A couple things that I wanted to flesh out from my interview with Convention Center Corp. CEO Carol Wallace.

Midway through our interview, Wallace referred to a document on possible lost business should the city not expand the convention center. It lists four categories of conventions that would not come to San Diego without an expanded convention center. We printed Wallace’s comments on the first category: events that may cancel future rotations without expansion. For full context, the other categories are events that have booked in San Diego but cannot return without expansion (AARP), annual events that may discontinue future shows (Comic-Con) and events that could consider San Diego for shows only if it expands (American Heart Association). The projected economic impact of all 30 events listed in the four categories is a staggering $2.7 billion.
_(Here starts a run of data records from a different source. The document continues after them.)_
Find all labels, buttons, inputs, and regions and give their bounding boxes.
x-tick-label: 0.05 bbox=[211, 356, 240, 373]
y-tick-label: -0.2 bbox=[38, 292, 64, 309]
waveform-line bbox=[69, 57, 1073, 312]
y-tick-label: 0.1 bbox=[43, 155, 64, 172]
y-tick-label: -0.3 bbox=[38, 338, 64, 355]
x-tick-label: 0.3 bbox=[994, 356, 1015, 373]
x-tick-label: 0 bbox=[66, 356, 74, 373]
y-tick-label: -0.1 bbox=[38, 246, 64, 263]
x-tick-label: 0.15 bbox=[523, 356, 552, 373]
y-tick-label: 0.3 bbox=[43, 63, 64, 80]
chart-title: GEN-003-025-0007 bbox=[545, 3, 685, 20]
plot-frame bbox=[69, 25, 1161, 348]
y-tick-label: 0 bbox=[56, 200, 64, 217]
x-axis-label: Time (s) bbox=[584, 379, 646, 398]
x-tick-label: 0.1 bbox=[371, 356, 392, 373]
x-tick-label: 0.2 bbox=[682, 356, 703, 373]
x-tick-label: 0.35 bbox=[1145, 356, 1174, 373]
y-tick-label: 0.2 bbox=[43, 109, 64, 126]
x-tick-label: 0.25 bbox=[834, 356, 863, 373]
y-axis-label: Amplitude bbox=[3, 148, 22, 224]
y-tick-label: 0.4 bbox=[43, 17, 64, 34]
The Convention Center Corp. presented the analysis in March in response to a question from The Mayor’s Citizen Task Force On The San Diego Convention Center Project .

Wallace and I also had a back and forth over costs for the previous convention center expansion. On that project, cost projections increased from $140 million in April 1994 to $216 million four years later. Wallace said the expansion came in “on budget” so I attempted to clarify what that meant and see if similar cost increases could affect the current expansion. Here’s the exchange:

Can you talk about whether you expect to see any fluctuations in the price tag (for the new convention center expansion) and how that would come about?
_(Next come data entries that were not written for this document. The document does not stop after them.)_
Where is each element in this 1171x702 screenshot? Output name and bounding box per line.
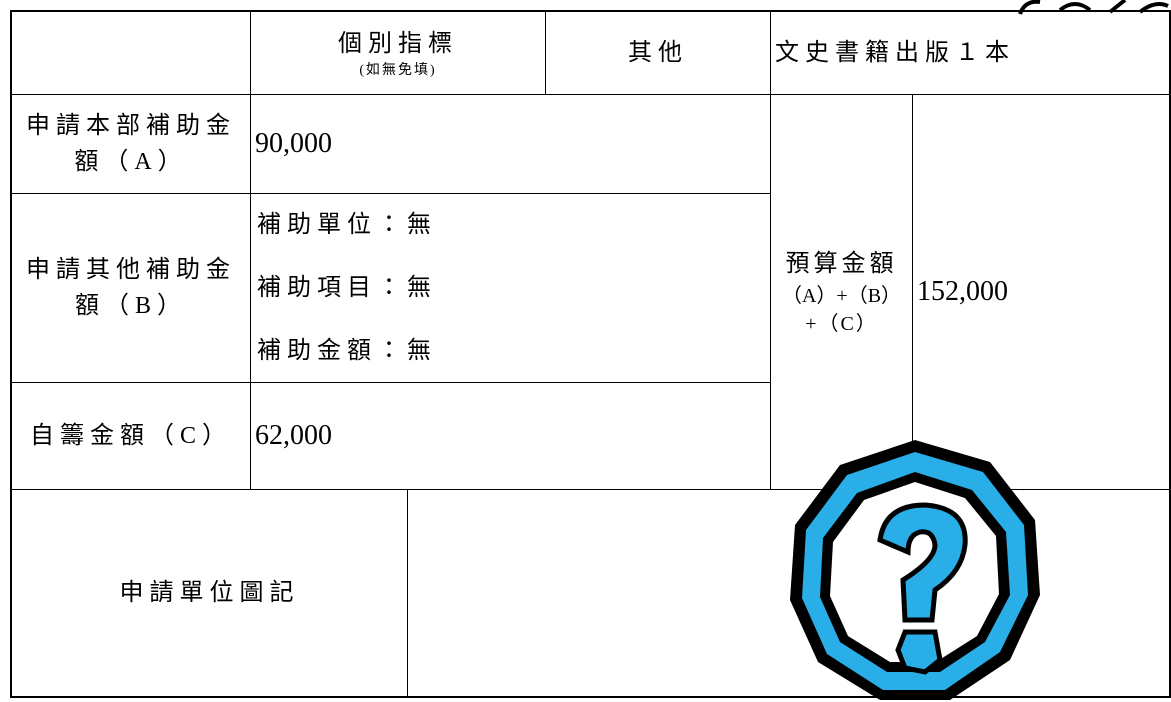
rule — [10, 94, 1171, 95]
detail: 補助項目：無 — [257, 274, 437, 301]
indicator-note: (如無免填) — [359, 63, 437, 78]
budget-label: +（C） — [805, 313, 878, 335]
row-label-line: 申請本部補助金 — [26, 113, 236, 139]
amount: 90,000 — [255, 128, 332, 159]
rule — [10, 10, 12, 698]
rule — [10, 382, 770, 383]
indicator: 個別指標 — [338, 31, 458, 57]
other-cell: 其他 — [546, 12, 770, 94]
other: 其他 — [628, 40, 688, 66]
rule — [1169, 10, 1171, 698]
row-label-line: 額（A） — [74, 149, 188, 175]
amount: 62,000 — [255, 420, 332, 451]
row-label-line: 申請其他補助金 — [26, 257, 236, 283]
detail: 補助金額：無 — [257, 337, 437, 364]
budget-value: 152,000 — [917, 276, 1008, 307]
seal-label-cell: 申請單位圖記 — [12, 490, 407, 696]
other-value: 文史書籍出版１本 — [775, 40, 1015, 66]
detail: 補助單位：無 — [257, 212, 437, 239]
rule — [545, 10, 546, 95]
budget-label: （A）+（B） — [781, 285, 902, 307]
rule — [250, 10, 251, 490]
rule — [10, 193, 770, 194]
row-label-line: 自籌金額（C） — [29, 423, 232, 449]
seal-label: 申請單位圖記 — [119, 580, 300, 606]
row-label-line: 額（B） — [74, 293, 187, 319]
rule — [10, 489, 1171, 490]
rule — [912, 94, 913, 490]
row-label: 自籌金額（C） — [12, 383, 250, 489]
budget-label-cell: 預算金額 （A）+（B） +（C） — [771, 95, 912, 489]
rule — [770, 10, 771, 490]
budget-value-cell: 152,000 — [913, 95, 1169, 489]
indicator-cell: 個別指標 (如無免填) — [251, 12, 545, 94]
budget-label: 預算金額 — [785, 251, 898, 277]
rule — [407, 489, 408, 698]
rule — [10, 696, 1171, 698]
row-label: 申請其他補助金 額（B） — [12, 194, 250, 382]
value-cell: 90,000 — [251, 95, 770, 193]
details-cell: 補助單位：無 補助項目：無 補助金額：無 — [251, 194, 770, 382]
other-value-cell: 文史書籍出版１本 — [771, 12, 1169, 94]
row-label: 申請本部補助金 額（A） — [12, 95, 250, 193]
rule — [10, 10, 1171, 12]
value-cell: 62,000 — [251, 383, 770, 489]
Actually, we don’t. If anything, it’s down. We would do a design-build process and that’s the way we did the second (expansion) … Anybody who bids on that contract understands that if the costs go up they eat those costs. If you look at the phase two expansion it was a design-build process, $216 million, we came in on budget.

But the $216 million for last time, that had increased from somewhere around $170 million or $180 million. I know there were changes to the design, but certainly the $216 million was more than was originally planned.

However, what happened was we had a designed building and then we started going through the (Environmental Impact Report) process and the Coastal Commission. We identified things that needed to be mitigated then we added those things onto the project to build.

Who’s to say something like that might not happen again?

I have to say it may. I don’t think it will … From having been there, done that a couple of times now. Having reached out and talked to consultants, Coastal Commission. Looking at the things we’re going to need to mitigate, we’re trying to build those into the project already. They’re already built into the project. Before they were not.

So you don’t expect a similar thing to happen?

I don’t expect a similar thing to happen this time.